LLM Classifier

Train a new classifier with just a prompt. No data needed -- but add data to boost, if you have it. Clone the repo.

You can build an LLM classifier that can classify emails, or any text into different categories. We find that less than 100 classes works best, but we also have customers using over 1000 classes.
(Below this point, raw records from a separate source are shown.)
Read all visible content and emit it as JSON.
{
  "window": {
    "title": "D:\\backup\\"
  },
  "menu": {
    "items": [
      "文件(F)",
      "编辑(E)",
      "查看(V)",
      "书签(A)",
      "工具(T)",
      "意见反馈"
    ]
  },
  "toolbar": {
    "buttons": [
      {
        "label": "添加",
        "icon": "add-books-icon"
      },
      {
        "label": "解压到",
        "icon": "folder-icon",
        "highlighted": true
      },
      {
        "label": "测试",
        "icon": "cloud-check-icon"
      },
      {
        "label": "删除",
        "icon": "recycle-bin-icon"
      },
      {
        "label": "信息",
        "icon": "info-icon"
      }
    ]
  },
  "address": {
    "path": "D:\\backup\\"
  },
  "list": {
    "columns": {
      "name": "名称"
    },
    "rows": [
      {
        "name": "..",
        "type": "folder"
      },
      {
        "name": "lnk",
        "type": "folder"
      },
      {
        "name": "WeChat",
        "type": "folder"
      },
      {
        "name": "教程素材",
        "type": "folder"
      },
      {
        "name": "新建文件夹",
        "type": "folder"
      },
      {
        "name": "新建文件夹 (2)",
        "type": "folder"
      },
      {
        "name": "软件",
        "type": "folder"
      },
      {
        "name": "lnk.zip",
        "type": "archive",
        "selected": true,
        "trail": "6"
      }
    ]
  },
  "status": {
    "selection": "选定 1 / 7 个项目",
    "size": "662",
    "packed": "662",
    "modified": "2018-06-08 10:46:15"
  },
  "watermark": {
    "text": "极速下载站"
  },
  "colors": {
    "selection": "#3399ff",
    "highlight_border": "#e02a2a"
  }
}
Consider creating hierarchical classifiers to reduce the number of classes per classifier.

Here is an example of an LLM classifier used for Instacart's basket analysis dataset: https://github.com/lamini-ai/instacart-classifier.

Below is an example of a generic classifier that can distinguish between cats and dogs, which is meant to teach you how to use the LLM classifier and which you can easily modify to your own classes.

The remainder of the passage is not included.